Ya’alon, believed to be on his way out of the ministry in a coalition reshuffle, said the program will decrease the wait times at crossings between “30 to 50 percent.”
In addition, it will increase the amount of goods that can be transferred by “approximately 30%,” he predicted.
The program will be implemented by the Defense Ministry, Finance Ministry and Israel’s Coordinator of Government Activities in the Territories. It is expected to cost some NIS 300 million ($77m), from COGAT’s funds.
Difficult conditions at West Bank checkpoints, where tens of thousands of Palestinians enter Israel daily from the West Bank to work, have long come under criticism in the Israeli media.

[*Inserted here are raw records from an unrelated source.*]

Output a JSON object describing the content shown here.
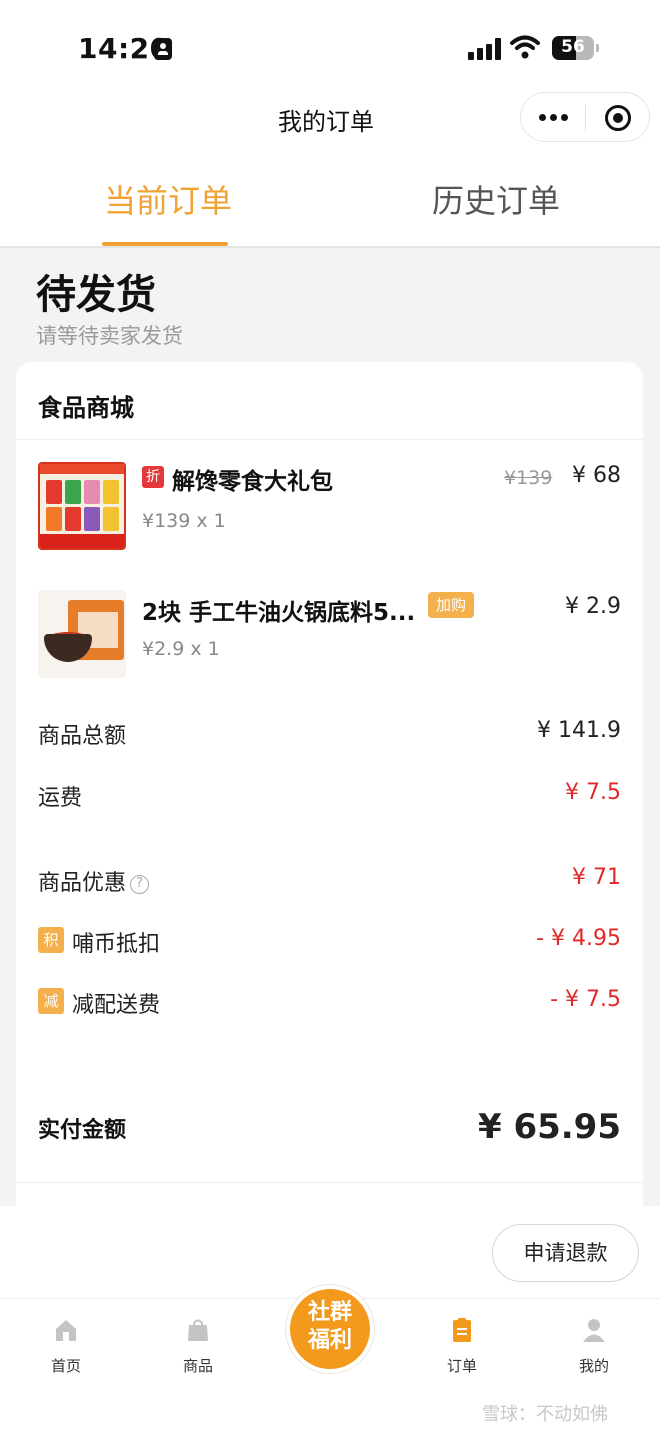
{
  "status_bar": {
    "time": "14:20",
    "battery": "56"
  },
  "nav": {
    "title": "我的订单"
  },
  "tabs": [
    {
      "label": "当前订单"
    },
    {
      "label": "历史订单"
    }
  ],
  "order_status": {
    "title": "待发货",
    "subtitle": "请等待卖家发货"
  },
  "shop": {
    "name": "食品商城"
  },
  "items": [
    {
      "tag": "折",
      "name": "解馋零食大礼包",
      "original_price": "¥139",
      "price": "¥ 68",
      "unit": "¥139 x 1"
    },
    {
      "tag": "加购",
      "name": "2块 手工牛油火锅底料5...",
      "price": "¥ 2.9",
      "unit": "¥2.9 x 1"
    }
  ],
  "summary": {
    "subtotal_label": "商品总额",
    "subtotal_value": "¥ 141.9",
    "shipping_label": "运费",
    "shipping_value": "¥ 7.5",
    "discount_label": "商品优惠",
    "discount_value": "¥ 71",
    "coin_badge": "积",
    "coin_label": "哺币抵扣",
    "coin_value": "- ¥ 4.95",
    "freeship_badge": "减",
    "freeship_label": "减配送费",
    "freeship_value": "- ¥ 7.5",
    "paid_label": "实付金额",
    "paid_value": "¥ 65.95"
  },
  "actions": {
    "refund": "申请退款"
  },
  "tab_bar": {
    "home": "首页",
    "goods": "商品",
    "center": "社群福利",
    "orders": "订单",
    "mine": "我的"
  },
  "watermark": "雪球：不动如佛",
  "colors": {
    "accent": "#f0a233",
    "red": "#e0292a",
    "badge": "#f3b04c"
  }
}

Far-right Agriculture Minister Uri Ariel gave the issue new life on April 15, when he slammed Palestinian suffering at the crossings as “shameful and a disgrace to the State of Israel and to the security establishment.”
Ya’alon’s announcement of the plan came a day after it emerged that his ministerial post had been offered to leader of the Yisrael Beytenu part MK Avigdor Liberman as a maneuver to broaden the government coalition.

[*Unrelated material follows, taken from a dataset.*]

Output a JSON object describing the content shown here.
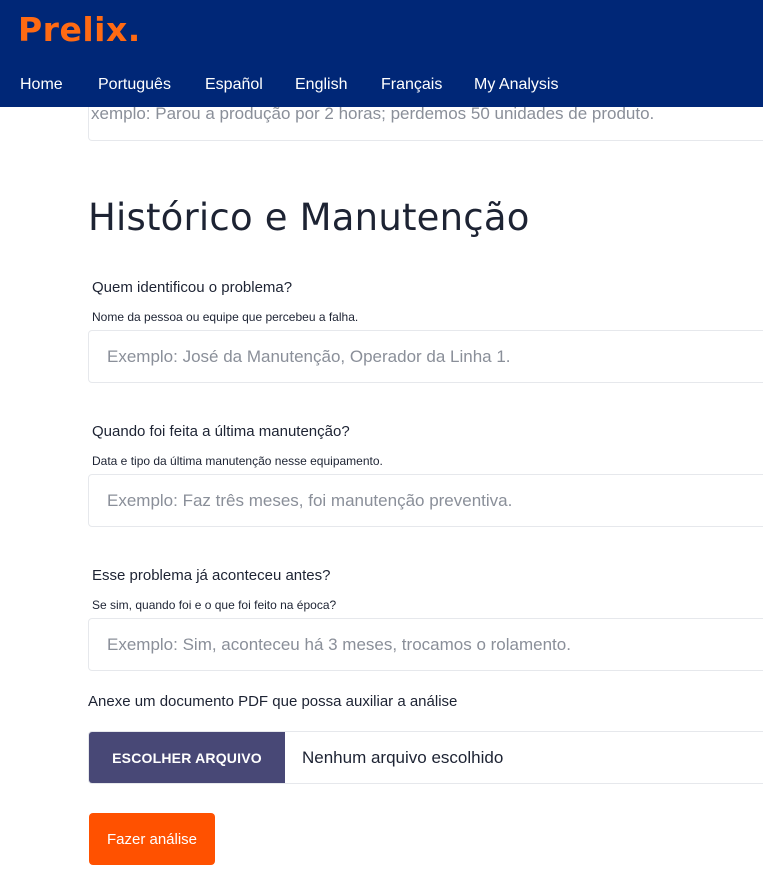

Liberman and Netanyahu began talks in earnest Wednesday afternoon to bring the six-seat Yisrael Beytenu party in the Likud-led government, with reports quickly emerging that Netanyahu had acceded to Liberman’s demand for the defense portfolio.
On Thursday morning, Liberman met with Likud minister Yariv Levin, who Netanyahu tasked with managing the Yisrael Beytenu negotiations, to seal the agreement.
Levin told the Haaretz daily that there were no major differences between the sides, and that, in fact, the conclusion of the talks was mostly a function of “how long it’ll take to put things in writing.”
Ya’alon was reportedly to be offered the post of foreign minister as Netanyahu moves to relieve him of his defense job. Netanyahu and Ya’alon planned to meet Thursday to discuss the cabinet reshuffle, according to Israel Hayom, a tabloid seen as closely linked to Netanyahu.